The Reason the Year 2026 Is Set to Be a Year Like No Other for the Indian Sun Mission
For Aditya-L1, 2026 is expected to be like no other.
It's the first time the spacecraft – that entered into space last year – can watch the Sun when it reaches its maximum activity cycle.
As per research, it comes roughly once every 11 years as the Sun's magnetic poles flip – a similar Earth scenario could be the planet's poles changing places.
This period marked by intense activity. It involves the Sun transition from peaceful to violent and features a significant rise in the number of solar eruptions and coronal mass ejections (CMEs) – massive bubbles of fire that erupt from the solar corona.
Made up of ionized particles, a CME can weigh of billions of tons and reach a speed of up to 3,000km each second. It can head out in any direction, even toward the Earth. At top speed, it would take a CME 15 hours to traverse the 150 million km Earth-Sun distance.
"In the normal or quiet periods, the Sun launches a few solar eruptions daily," says an astrophysics expert. "Next year, we expect them to be over ten each day."
Studying coronal mass ejections is one of the key research goals for the Indian first solar observatory. One, because the ejections offer a chance to study the star in the center of our planetary system, and secondly, since events that take place on the Sun threaten infrastructure on our planet and in orbit.
Impacts on Our Planet and Space Infrastructure
CMEs rarely pose immediate danger to people, yet they impact life on Earth through generating geomagnetic storms affecting conditions in Earth's vicinity, where nearly thousands of spacecraft, including many from India, orbit.
"The most spectacular manifestations from solar eruptions include northern lights, which are direct evidence that solar particles from our star are travelling toward our planet," the scientist explains.
"But they can also make all the electronics on a satellite malfunction, disable electrical networks and disrupt weather and communication satellites."
Past Solar Events
- The strongest solar event in history occurred during the Carrington Event that disabled telegraph lines worldwide
- In 1989, sections of Canadian electrical network failed, leaving millions in darkness for hours
- During late 2015, solar activity disturbed air traffic control, causing disruption across Scandinavia and various European air hubs
- Recently in 2022, an ejection had led to dozens of spacecraft failing
If we are able to observe what happens in the solar atmosphere and spot solar activity or a coronal mass ejection in real time, record its temperature at the source and track its path, this serves as advanced warning to switch off power grids and satellites and move them out of harm's way.
Aditya-L1's Special Capability
While other solar missions observing our star, India's spacecraft holds an edge compared to rivals regarding watching the corona.
"The instrument has perfect dimensions that lets it nearly mimic the Moon, fully covering the Sun's photosphere and allowing it continuous observation of nearly the entire of the corona around the clock, 365 days a year, including during eclipses and occultations," notes the researcher.
In other words, this instrument acts like a synthetic eclipse, obscuring the solar glare allowing researchers constantly study the dim solar atmosphere – something natural eclipses does only during eclipses.
Moreover, this is the only mission that can study eruptions using optical wavelengths, letting it determine eruption heat and heat energy – crucial data indicating how strong a CME would be if it headed toward Earth.
Readiness for Maximum Activity
In preparation for the upcoming solar maximum, researchers collaborated analyzing the data obtained from a major solar eruption that Aditya-L1 has recorded until now.
This event began on 13 September 2024 during early hours.

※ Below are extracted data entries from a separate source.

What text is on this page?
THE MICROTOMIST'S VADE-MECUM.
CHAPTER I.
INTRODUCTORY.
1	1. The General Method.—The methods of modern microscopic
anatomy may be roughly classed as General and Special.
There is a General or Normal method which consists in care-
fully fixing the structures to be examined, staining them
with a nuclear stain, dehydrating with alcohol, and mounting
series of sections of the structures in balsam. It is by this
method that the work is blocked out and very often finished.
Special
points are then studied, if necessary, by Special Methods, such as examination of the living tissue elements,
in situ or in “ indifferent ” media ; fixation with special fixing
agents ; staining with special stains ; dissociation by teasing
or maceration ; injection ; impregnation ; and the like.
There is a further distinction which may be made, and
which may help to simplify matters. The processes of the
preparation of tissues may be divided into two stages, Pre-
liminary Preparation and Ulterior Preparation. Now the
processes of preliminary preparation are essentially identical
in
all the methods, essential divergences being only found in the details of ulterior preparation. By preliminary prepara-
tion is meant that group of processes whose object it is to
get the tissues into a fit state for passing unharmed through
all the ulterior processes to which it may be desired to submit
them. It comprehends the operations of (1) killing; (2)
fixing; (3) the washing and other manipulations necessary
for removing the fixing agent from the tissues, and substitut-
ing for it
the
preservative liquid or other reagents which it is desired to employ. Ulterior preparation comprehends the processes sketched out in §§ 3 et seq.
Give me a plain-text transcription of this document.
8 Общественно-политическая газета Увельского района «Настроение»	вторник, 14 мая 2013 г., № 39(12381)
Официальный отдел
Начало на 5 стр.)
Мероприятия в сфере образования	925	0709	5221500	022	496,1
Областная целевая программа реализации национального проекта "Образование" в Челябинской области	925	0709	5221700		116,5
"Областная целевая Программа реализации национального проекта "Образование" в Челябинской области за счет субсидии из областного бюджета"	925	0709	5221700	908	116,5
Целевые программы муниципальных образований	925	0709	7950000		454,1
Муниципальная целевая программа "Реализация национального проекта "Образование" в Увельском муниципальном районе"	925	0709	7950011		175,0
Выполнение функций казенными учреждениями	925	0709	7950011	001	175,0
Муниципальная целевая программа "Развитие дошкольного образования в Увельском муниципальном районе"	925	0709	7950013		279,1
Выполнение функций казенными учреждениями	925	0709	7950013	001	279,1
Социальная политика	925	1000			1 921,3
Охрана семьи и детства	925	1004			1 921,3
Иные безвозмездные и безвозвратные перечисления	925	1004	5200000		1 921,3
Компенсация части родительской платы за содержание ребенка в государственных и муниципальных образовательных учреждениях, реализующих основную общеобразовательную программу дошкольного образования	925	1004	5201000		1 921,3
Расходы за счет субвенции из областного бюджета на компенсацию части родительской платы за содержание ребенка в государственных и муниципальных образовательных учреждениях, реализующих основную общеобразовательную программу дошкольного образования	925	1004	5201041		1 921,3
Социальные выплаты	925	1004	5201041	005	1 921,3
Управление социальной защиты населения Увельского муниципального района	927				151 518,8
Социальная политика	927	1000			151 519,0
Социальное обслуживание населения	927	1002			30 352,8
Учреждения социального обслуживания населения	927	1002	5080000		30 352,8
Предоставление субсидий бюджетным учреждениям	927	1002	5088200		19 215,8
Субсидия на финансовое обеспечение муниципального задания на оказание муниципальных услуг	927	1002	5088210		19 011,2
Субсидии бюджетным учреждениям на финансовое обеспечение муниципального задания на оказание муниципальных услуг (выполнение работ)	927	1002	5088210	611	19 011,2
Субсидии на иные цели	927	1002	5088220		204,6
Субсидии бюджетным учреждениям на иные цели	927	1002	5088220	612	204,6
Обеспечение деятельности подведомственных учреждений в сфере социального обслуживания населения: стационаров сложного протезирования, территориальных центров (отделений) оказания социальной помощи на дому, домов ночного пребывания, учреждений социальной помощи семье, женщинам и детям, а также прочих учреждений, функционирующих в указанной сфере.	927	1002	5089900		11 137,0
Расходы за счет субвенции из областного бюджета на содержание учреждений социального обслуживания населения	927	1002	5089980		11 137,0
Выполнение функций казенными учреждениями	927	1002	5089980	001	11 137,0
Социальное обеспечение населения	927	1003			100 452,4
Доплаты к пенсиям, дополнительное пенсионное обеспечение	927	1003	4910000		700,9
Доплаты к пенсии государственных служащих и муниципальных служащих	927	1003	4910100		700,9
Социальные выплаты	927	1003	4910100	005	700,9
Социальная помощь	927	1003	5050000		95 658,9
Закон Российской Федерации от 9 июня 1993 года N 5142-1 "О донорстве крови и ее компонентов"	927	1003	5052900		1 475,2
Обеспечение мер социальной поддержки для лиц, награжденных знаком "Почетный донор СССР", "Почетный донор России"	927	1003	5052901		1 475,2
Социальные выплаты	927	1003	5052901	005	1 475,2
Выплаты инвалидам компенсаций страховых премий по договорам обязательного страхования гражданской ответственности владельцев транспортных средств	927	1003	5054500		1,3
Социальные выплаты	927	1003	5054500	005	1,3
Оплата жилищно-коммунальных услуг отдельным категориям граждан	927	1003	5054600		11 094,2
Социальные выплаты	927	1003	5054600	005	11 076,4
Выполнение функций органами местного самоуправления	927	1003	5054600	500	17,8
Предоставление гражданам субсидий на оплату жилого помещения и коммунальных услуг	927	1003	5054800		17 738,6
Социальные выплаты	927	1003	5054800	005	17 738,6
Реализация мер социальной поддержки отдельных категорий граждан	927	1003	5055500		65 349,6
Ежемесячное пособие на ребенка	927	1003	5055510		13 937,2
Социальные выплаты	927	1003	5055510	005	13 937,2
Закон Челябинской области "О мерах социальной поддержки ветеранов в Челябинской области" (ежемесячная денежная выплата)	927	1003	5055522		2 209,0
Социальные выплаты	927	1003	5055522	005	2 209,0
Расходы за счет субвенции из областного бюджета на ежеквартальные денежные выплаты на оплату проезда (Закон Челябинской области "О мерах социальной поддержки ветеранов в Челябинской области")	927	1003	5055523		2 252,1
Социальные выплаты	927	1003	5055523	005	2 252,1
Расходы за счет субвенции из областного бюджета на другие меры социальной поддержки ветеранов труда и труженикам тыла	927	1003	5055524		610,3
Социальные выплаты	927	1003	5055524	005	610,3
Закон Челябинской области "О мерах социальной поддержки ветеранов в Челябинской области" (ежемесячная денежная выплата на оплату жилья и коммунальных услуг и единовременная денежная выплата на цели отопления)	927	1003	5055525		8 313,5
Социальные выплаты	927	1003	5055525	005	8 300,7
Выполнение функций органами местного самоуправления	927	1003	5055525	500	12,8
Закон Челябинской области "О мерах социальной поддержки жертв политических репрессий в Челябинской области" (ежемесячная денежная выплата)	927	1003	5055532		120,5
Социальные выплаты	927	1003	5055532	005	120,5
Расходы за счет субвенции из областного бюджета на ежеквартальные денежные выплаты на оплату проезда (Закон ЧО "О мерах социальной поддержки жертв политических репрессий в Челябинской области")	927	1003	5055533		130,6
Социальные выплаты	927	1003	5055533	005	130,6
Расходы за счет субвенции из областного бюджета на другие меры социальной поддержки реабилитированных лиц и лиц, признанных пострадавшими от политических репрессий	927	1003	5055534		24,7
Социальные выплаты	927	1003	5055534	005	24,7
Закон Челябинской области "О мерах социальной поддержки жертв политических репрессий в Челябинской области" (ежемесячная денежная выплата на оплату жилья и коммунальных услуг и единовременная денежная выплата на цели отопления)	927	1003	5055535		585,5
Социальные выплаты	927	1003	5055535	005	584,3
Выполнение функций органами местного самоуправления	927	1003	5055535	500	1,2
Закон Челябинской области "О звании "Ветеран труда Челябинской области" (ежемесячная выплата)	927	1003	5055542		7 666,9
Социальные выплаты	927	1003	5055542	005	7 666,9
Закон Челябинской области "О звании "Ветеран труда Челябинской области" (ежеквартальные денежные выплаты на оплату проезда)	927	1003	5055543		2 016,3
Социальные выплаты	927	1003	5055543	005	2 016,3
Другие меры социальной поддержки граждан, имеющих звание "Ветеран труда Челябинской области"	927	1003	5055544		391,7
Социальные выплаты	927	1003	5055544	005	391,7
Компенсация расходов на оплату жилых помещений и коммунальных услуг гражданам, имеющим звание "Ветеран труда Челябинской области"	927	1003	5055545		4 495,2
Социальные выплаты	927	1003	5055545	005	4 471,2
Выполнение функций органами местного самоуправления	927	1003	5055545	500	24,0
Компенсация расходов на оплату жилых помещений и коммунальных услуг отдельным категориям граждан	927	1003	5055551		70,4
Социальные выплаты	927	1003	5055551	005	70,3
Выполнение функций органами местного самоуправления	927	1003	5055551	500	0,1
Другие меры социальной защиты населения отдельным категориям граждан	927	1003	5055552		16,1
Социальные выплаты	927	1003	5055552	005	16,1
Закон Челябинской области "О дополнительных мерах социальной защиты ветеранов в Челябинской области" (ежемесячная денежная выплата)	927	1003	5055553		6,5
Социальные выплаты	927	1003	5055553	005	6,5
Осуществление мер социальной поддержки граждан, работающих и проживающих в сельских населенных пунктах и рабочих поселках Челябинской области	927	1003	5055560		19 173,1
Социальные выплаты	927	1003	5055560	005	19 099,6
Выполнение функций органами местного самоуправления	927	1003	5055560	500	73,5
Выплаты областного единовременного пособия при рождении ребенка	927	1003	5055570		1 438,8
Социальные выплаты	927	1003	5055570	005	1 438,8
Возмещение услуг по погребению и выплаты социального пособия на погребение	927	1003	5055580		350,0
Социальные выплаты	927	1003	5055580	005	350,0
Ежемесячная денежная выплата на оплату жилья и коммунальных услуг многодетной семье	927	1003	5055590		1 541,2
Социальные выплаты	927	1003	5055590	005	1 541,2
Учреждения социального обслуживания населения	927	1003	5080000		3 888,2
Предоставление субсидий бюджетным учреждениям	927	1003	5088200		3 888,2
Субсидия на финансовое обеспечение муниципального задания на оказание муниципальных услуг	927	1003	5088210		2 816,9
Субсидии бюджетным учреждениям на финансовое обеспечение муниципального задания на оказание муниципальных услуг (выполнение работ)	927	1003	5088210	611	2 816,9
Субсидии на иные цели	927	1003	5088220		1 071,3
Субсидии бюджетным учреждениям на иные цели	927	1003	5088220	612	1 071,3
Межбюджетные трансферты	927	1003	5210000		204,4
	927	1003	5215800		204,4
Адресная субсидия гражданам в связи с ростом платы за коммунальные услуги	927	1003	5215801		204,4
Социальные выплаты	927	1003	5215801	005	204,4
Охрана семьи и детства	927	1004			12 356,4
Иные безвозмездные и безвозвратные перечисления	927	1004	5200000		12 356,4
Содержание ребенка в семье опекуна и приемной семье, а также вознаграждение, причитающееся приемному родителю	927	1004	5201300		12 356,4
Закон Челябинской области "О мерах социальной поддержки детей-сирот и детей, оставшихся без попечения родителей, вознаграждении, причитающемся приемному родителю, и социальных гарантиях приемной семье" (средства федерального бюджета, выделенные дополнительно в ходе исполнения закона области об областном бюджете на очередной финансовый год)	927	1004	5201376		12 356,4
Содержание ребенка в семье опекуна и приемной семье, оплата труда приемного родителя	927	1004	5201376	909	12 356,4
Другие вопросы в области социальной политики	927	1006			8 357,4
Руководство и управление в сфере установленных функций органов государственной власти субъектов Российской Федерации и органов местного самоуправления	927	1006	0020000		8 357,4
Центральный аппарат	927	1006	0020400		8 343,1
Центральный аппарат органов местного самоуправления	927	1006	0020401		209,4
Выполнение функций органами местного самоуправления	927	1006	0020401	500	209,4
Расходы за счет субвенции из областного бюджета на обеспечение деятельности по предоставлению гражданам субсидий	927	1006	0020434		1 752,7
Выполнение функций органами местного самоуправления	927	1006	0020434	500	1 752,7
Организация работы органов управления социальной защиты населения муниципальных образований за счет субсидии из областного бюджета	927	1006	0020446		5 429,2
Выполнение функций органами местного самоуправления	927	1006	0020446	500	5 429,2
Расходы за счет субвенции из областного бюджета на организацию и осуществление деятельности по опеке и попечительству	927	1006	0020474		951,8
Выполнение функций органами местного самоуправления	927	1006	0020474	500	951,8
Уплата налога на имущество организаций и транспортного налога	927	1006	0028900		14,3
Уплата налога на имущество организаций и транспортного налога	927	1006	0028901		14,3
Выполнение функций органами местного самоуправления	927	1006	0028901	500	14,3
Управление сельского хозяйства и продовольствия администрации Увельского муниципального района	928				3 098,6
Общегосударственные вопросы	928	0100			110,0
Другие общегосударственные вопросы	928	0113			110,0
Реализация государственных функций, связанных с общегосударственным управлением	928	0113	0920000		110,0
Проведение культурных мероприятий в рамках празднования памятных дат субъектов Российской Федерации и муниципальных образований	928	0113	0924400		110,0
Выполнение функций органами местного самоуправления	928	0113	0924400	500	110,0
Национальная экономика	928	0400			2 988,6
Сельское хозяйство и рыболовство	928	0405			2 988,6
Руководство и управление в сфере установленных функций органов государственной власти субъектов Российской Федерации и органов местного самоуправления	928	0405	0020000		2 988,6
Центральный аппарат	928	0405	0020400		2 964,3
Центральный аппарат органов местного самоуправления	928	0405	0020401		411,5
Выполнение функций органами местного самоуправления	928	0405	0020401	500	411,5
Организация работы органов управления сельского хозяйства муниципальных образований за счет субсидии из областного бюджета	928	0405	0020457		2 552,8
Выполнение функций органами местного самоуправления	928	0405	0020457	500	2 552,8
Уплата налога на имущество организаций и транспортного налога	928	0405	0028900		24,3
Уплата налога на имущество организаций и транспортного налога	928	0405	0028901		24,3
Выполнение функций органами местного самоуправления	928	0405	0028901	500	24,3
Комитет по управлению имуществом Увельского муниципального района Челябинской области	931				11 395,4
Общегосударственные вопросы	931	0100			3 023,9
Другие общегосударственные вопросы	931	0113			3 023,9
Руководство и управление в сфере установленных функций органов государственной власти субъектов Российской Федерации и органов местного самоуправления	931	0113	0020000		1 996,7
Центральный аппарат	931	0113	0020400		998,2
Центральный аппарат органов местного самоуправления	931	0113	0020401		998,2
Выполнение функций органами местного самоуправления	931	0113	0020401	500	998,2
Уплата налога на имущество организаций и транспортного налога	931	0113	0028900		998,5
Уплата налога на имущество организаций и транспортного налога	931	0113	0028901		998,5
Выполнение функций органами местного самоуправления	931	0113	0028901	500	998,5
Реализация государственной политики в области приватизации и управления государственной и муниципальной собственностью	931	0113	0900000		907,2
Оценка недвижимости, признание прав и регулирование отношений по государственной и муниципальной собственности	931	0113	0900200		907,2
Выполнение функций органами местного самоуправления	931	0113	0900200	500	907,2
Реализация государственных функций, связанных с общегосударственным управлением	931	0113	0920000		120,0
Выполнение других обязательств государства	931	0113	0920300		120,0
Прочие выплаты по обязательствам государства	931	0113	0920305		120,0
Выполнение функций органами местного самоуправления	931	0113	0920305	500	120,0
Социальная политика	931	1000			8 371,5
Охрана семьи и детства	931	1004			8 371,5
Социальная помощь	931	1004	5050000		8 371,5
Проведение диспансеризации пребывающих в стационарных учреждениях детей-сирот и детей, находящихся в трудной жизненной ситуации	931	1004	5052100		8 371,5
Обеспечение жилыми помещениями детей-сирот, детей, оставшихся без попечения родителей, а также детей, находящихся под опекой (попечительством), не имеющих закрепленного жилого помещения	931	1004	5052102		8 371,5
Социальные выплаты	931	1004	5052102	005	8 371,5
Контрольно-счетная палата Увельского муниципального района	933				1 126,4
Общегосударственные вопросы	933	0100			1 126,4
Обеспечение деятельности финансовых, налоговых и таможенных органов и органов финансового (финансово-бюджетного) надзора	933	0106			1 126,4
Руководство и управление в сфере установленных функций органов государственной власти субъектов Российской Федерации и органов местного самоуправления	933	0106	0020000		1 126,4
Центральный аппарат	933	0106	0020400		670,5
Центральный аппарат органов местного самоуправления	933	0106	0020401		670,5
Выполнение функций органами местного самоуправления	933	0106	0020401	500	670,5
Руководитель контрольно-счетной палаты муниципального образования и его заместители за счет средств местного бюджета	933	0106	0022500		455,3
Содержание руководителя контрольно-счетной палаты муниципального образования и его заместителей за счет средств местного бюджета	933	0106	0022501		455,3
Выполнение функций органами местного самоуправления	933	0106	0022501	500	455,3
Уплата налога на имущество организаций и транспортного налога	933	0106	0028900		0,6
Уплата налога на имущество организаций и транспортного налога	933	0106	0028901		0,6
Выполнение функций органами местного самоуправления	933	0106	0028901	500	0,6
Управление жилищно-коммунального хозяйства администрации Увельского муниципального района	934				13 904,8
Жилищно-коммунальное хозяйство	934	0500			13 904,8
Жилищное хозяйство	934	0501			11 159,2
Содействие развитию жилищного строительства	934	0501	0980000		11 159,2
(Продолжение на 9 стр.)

Its mass was 270 million tonnes – for comparison that sank Titanic weighed much less.
Initially, its temperature was 1.8 million degrees Celsius with energy equivalent was equivalent to 2.2 million megatons of explosives – relative to the atomic bombs on Hiroshima and Nagasaki were 15 kilotons in scale respectively.
Although the numbers make it sound massive, the scientist describes it as a moderate event.
The asteroid that eliminated the dinosaurs on Earth was 100 million megatons and during solar peak occurs, we could see eruptions with energy content equal to even more than that.
"In my view the CME we evaluated to have occurred during periods of typical solar activity. Now this sets the benchmark for future comparison assessing what to expect during solar maximum occurs," he states.
"The insights from this will assist in work out the countermeasures to implement to protect satellites in orbit. Additionally, they'll aid achieving a better understanding of our space environment," he adds.